Jessie presses her small palm against the back of Isa Dora’s head. The turtle’s skin is leathery and rough, still wet from her earlier dip into the sea. “It’s okay,” says Jessie.

They’ve faced rougher storms in the past. That’s just how life goes – a lesson learnt young and never forgotten, started when the very first playground bully set sights on  the young princess. The roughest storms are the ones you learn from. They’re hard to survive and impossible to forget; they’re easy to draw on later in life, and quick to snap you back into the past.

This storm is just like the others.

The turtle is slow to speak. Her words are interspersed with great pauses. “I…know that…we will. It’s just….still…scary.”

Jessie kisses Isa Dora on the back of the head. “Everything is scary when you haven’t seen it before. I think that’s better, though, than having seen everything and be faced with nothing new or interesting in your life.”

“Smart words,” says Isa Dora. “For a…young…princess.”

“One day I’ll be queen,” says Jessie. “I need to start getting smart now, so I can solve all of the problems in the future.”

And that, truly, will be the greatest storm of all. That of adulthood – of growing up and accepting the difference between a story and reality. But, for now, Jessie is content facing down thunder and lightning, and the queen – her mother, that is, Carol, is  content to let the little girl divulge in fantasy.

Turtle Queen Oklahoma

She sits at the kitchen table even now, sipping from a chipped blue number one teacher mug, and watching Jessie with a fond smile on her face. The young girl is wearing her favorite princess dress, and has settled herself on top of a plush turtle as if it was a horse.
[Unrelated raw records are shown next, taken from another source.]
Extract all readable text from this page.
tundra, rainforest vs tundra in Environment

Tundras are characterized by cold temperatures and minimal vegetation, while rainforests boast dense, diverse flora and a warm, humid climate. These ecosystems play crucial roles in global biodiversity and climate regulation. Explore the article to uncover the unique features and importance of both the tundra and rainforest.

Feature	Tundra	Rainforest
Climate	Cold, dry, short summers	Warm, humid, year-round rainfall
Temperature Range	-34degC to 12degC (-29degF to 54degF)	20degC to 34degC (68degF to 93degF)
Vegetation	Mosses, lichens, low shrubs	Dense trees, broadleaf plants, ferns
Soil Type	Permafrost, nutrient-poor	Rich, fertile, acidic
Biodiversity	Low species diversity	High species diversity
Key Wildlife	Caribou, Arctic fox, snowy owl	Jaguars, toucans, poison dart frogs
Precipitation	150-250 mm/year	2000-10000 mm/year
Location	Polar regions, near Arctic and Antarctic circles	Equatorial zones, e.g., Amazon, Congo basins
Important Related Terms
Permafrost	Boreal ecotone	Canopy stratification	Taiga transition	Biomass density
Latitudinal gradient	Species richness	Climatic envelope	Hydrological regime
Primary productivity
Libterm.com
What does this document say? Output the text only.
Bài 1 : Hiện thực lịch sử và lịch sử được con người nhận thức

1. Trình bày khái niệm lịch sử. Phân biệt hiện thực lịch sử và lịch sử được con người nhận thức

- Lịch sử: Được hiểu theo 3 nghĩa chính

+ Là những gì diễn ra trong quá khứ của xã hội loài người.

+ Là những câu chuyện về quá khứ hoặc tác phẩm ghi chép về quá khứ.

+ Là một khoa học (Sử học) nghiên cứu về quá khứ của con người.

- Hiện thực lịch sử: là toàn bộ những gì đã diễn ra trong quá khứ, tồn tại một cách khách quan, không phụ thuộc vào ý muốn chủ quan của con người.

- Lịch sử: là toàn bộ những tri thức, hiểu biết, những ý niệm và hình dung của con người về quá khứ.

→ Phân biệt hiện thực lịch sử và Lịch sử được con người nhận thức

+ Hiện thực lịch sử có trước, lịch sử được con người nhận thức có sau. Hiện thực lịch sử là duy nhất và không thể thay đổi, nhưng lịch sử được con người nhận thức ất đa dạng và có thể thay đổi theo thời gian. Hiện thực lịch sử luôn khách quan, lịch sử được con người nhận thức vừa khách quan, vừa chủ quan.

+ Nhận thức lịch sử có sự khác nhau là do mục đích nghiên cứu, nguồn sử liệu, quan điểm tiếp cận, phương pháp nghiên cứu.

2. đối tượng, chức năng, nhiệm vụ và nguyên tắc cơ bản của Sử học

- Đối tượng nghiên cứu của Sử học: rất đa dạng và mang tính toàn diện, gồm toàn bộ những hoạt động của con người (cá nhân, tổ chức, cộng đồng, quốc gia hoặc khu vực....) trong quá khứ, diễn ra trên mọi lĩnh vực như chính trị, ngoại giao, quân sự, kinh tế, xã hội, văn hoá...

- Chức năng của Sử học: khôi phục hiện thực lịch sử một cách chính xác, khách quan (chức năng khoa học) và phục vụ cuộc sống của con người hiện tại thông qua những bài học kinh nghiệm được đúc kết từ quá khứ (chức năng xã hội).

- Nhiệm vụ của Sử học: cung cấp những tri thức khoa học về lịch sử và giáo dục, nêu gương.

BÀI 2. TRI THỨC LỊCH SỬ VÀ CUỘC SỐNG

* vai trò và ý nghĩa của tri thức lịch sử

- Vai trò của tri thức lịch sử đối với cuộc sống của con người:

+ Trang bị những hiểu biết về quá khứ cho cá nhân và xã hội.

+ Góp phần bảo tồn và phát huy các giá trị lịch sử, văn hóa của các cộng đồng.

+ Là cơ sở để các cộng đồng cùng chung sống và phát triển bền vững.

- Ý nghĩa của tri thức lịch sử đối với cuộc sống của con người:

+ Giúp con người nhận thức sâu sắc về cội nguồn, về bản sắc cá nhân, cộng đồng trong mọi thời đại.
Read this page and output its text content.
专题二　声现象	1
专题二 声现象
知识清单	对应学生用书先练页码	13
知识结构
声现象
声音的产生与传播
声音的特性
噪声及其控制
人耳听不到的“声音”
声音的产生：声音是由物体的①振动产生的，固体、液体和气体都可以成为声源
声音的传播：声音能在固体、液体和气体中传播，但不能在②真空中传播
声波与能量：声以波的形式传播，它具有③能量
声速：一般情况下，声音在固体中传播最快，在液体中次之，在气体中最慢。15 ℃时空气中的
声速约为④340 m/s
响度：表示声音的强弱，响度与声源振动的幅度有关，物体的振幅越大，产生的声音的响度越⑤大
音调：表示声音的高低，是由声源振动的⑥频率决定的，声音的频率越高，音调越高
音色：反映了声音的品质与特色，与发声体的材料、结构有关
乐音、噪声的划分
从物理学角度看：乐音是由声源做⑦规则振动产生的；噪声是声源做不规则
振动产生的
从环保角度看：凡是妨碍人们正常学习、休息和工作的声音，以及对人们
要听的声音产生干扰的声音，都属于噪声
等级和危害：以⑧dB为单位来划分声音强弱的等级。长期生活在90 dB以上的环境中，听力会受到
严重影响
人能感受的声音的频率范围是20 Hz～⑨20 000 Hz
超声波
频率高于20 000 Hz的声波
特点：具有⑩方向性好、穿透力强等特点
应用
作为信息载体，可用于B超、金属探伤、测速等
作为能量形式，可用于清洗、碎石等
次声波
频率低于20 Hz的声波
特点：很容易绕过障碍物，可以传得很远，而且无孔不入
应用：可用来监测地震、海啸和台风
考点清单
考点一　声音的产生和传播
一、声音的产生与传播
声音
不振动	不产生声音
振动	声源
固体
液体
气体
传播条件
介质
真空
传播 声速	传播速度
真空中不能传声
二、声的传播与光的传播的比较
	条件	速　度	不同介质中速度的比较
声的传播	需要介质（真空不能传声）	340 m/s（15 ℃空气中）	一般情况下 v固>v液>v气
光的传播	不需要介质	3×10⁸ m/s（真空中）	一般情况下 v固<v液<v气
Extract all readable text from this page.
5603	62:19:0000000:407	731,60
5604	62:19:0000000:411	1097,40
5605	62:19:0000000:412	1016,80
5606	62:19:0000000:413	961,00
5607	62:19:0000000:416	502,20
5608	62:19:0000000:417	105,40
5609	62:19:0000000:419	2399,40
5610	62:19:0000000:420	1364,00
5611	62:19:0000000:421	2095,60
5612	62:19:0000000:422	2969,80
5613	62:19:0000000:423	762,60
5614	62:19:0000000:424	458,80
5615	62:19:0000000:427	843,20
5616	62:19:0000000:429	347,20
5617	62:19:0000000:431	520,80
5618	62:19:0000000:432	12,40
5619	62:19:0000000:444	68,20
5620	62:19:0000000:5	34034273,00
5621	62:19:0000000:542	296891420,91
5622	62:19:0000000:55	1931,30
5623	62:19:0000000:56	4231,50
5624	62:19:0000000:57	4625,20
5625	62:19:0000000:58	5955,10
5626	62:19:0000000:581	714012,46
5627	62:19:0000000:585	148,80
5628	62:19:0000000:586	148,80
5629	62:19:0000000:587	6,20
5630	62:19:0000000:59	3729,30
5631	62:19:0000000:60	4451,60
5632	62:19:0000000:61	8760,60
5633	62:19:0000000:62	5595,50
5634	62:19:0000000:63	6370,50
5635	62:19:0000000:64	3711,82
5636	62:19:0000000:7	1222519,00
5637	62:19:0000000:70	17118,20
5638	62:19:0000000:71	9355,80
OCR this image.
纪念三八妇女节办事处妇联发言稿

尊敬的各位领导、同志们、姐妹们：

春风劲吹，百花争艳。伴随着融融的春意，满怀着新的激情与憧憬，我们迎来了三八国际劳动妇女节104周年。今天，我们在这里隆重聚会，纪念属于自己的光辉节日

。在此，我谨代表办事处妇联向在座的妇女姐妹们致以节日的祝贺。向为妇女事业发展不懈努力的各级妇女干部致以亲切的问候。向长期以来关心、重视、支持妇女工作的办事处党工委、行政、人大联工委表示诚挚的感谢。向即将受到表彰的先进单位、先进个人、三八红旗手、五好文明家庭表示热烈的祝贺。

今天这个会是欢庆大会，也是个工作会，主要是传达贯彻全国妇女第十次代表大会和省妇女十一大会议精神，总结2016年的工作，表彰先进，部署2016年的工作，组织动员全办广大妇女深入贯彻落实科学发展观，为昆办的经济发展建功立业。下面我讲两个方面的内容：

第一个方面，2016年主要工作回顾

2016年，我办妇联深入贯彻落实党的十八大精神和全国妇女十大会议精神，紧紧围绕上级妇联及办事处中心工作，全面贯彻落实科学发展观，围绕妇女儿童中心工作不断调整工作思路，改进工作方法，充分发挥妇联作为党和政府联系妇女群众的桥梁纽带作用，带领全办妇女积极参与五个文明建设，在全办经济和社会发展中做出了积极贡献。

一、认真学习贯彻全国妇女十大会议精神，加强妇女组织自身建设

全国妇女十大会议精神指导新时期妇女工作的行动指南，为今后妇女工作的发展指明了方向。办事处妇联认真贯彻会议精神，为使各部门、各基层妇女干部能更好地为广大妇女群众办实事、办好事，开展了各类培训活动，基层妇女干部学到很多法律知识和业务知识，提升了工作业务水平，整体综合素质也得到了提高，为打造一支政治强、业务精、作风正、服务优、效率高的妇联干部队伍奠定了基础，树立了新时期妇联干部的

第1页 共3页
Childhood, thinks Carol, is a wonderful thing indeed.

To be able to look out the window and watch lightning flash across the black sky, only to transform it into something else entirely. It’s an ability that too many adults have forgotten, as they’ve faced down their own storms and woes. It’s a talent that Carol prays Jessie will never lose.

So, for now, when lunch is ready, she stands up and says, “come now, turtle princess. Let’s go get something to eat before the storm hits.”

“Right,” agrees Jessie, scrambling off her stuffed turtle. “We need to gather food before the island floods!”